Pulling out of the cracked, too steep for grandma driveway, a discreet wave surges through my being and emulates through a wiggle of my fingertips.
A twist suddenly wrenches within my chest, a feeling felt through every goodbye, as home in Minnesota quickly becomes a place far far away in just two days time.
Rising into junior year I can only feel trembles of excitement roll through me.
The common rejoice sends a cooling relief through my jitters as I breathe out and thank the heavens above its not yet my senior year.
Cramped in the jump seat of my dad's new F150, my limbs begin to go numb in anticipation--and claustrophobia--as the hours between me and my beloved gem of a college town start to narrow in.

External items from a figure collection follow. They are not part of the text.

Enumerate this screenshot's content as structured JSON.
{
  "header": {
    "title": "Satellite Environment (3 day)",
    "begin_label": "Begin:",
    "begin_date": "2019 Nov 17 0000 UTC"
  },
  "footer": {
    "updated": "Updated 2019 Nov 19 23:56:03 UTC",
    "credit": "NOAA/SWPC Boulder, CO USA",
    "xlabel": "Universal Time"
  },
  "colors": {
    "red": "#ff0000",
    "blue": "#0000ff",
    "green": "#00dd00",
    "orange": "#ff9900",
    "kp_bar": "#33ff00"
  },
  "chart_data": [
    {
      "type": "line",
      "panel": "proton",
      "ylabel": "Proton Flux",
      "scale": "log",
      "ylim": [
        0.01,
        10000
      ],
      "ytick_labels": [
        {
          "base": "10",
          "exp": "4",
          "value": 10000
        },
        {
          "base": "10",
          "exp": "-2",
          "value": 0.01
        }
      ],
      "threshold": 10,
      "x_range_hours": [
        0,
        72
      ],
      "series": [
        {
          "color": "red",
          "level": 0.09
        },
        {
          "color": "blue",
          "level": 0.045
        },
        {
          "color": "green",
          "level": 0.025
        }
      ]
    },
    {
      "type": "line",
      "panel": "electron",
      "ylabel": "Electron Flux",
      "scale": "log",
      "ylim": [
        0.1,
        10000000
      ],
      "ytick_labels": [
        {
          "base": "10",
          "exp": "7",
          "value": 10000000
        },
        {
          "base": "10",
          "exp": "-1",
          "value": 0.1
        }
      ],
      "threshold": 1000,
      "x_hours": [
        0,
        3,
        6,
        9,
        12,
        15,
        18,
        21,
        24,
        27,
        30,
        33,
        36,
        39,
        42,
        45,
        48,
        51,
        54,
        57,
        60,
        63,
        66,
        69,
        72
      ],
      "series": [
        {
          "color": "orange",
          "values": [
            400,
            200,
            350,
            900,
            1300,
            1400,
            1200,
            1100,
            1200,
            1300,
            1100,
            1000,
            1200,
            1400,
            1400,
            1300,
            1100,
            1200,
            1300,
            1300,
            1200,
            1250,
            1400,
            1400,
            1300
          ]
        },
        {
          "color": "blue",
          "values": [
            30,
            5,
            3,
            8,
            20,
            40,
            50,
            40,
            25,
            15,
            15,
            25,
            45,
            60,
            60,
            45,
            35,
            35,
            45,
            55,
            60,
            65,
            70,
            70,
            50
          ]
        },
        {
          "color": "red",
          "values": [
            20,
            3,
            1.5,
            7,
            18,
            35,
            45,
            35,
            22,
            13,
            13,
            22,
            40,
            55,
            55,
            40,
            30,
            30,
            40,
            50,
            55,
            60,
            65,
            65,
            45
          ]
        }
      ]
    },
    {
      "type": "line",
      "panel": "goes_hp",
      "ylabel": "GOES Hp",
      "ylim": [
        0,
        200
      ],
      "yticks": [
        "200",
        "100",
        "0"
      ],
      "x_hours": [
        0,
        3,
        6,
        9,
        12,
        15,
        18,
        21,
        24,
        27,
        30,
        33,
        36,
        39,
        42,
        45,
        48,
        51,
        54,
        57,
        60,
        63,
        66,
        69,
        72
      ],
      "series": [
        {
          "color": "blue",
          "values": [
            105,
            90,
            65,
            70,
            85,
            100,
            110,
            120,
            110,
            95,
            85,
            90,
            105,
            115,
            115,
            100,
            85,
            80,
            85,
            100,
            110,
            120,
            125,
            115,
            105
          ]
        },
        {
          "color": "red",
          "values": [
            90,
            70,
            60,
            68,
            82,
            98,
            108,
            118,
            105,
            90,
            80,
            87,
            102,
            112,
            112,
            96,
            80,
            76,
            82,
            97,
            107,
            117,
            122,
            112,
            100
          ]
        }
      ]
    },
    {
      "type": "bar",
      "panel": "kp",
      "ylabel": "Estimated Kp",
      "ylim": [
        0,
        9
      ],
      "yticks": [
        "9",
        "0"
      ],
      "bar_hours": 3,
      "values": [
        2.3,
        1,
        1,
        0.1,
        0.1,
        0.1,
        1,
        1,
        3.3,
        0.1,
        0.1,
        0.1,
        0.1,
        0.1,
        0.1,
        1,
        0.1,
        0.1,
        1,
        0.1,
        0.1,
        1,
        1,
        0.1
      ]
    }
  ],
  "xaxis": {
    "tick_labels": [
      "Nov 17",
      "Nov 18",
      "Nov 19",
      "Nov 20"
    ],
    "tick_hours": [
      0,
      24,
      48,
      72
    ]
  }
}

The drive from Minnesota to Ohio is one that takes the utmost endurance... for my parents. I, as you can imagine, only endure part of their epic journey, as I'm being dropped off one way on their 26 hour round trip.
With mom behind the wheel and dad taking a snooze in the farthest reclined setting in the passenger seat, me and myself are left to journey in the back with my pet cacti and a few bags of white cheddar popcorn.
It's not like it's a very scenic route, our journey "cross-country". A whole lot of corn, wheat and vacant farmland whispered with unwelcome smells of sweet manure occupy the leather bound seats within our beast of a vehicle.
Unable to be trusted behind the wheel, I'm left with fuzzy memories of old car trips. Ones that my parents--bless their souls-- decided to take when my siblings and I were still toddlers.
They were trips filled with "Tarzan," "Lion King" and a plethora of other Disney soundtracks. Trips filled with "RubberNeckers," "I Spy" and "Harry Potter" books on tape. Trips where I traveled like royalty in my tan, velvety car seat towering above my elder siblings with admittedly a smug smile plastered upon my face.
Now as we drive a splattering of comments are made about some billboard here, or a herd of cows over there. Do we simply grow out of the need to be entertained at all times? Or does our spark for silliness dim with every year we add to our ticking time clock?
Either way, I miss Tarzan. I miss Baloo from the Jungle book and feeling the ultimate oblivious joy as I pretend to know all the words to the songs I've demanded my parents keep on repeat until I say otherwise.
I miss pretending my imaginary boy band would back me up as I sang my heart out in my karaoke kit with nothin' but a hand as a make-do microphone.
I suppose as I enter my junior year I'm going in to seek out the light. Seek out the things I suppress when stressors of life cloud my vision of the spark within us we dim so frequently.